Darker skin tones on the other hand are more likely to develop melanoma on their palms or bottoms of their feet. This is because darker skin tones have more UV protective melanin than lighter skin tones on most of their bodies aside from those two areas; again, the palms and bottoms of the feet.
The appearance of melanoma is slightly more obvious than other skin cancers in many cases, usually appearing as a dark spot with jagged or otherwise irregular edges. If you notice a new, somehow uneven dark spot anywhere on your skin, consider a consultation with your dermatologist. The sooner you notice and properly handle irregular dark spots related to melanoma, the more likely you are to beat it.
Basal cell carcinoma
The most common type of skin cancer is Basal Cell Carcinoma, which appears different on the skin from Melanoma. Basal Cell Carcinomas usually appear as small white, red, or flesh colored bumps that slowly grow and may occasionally bleed. This kind of cancer spreads more slowly than melanoma, which is lucky because it can take longer to notice the more subtle signs of this condition than the often obvious dark spots associated with melanoma. Basal Cell Carcinoma is often considered the easiest kind of skin cancer to cure. This kind of cancer can appear anywhere on the skin in both dark and light skin tones.For this kind of cancer, hints of presence can be pink, scaly spots on the skin that do not heal. Small bleeding lesions might regularly appear on these patches. Often, this kind of cancer does not protrude far from the surface of the skin, making it hard to notice. Sometimes the only hint is constantly itchy or irritated skin. If you think you notice a Basal Cell Carcinoma growth on your skin, keep a very close eye on it, and if it is cancerous you should notice growth within just a few days. It is critical that you treat this and all cancers as soon as they are noticed.
Squamous Cell Carcinoma
Squamous Cell Carcinoma has a few unique features that make it a little easier to identify on the skin than Basal Cell Carcinoma. It is the second most common type of skin cancer. Squamous Cell Carcinomas often appear as firm red bumps with open sores on the skin. The skin outside of these sores often turns dark colors and takes on the appearance of dry, significantly damaged skin. Squamous cell carcinomas might express pus or blood.
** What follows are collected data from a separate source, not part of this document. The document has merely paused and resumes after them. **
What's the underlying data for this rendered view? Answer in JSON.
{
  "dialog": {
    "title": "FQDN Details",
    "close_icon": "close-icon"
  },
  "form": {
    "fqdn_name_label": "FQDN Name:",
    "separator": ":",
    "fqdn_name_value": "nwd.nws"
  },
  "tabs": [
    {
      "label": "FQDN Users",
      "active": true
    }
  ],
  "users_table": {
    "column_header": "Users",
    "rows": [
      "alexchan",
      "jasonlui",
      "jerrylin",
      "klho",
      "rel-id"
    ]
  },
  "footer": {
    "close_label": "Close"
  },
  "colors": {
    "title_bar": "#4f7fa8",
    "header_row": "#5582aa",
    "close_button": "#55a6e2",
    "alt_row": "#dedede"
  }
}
Unlike Basal Cell Carcinomas which are often benign and slow growing, Squamous Cell Carcinomas are likely to metastasize leading to further cancer related complications. This kind of cancer is less likely to metastasize than melanoma, but it still poses a significant risk to your health. It is absolutely essential that if you notice thick, dark, bloody, scaly patches on your skin to consult a dermatologist as soon as possible.
Pay attention to your skin
There are multiple kinds of skin cancer, each of which present differently and grow at different rates. To keep your skin safe this summer and all year round, make sure to check your body for different telltale indications of cancer. Do not ignore new irregular dark spots on your skin, they don’t often just appear for no reason and should be checked out by a dermatologist. If you notice dry, itchy patches on your skin that just won’t heal, that’s cause for concern. If you notice thick, purulent growths on the skin, that too demands attention. Concerns of skin cancer exist in light and dark skin tones alike, meaning everybody ought to protect their skin from sun damage and remain vigilant over their skin health.
Editors. Baumann L.S., & Rieder E.A., & Sun M.D.(Eds.), (2022). Baumann’s Cosmetic Dermatology, 3e. McGraw Hill.
Feller, L., Khammissa, R. A. G., Kramer, B., Altini, M., & Lemmer, J. (2016). Basal cell carcinoma, squamous cell carcinoma and melanoma of the head and face. Head & Face Medicine, 12(1), 1-7.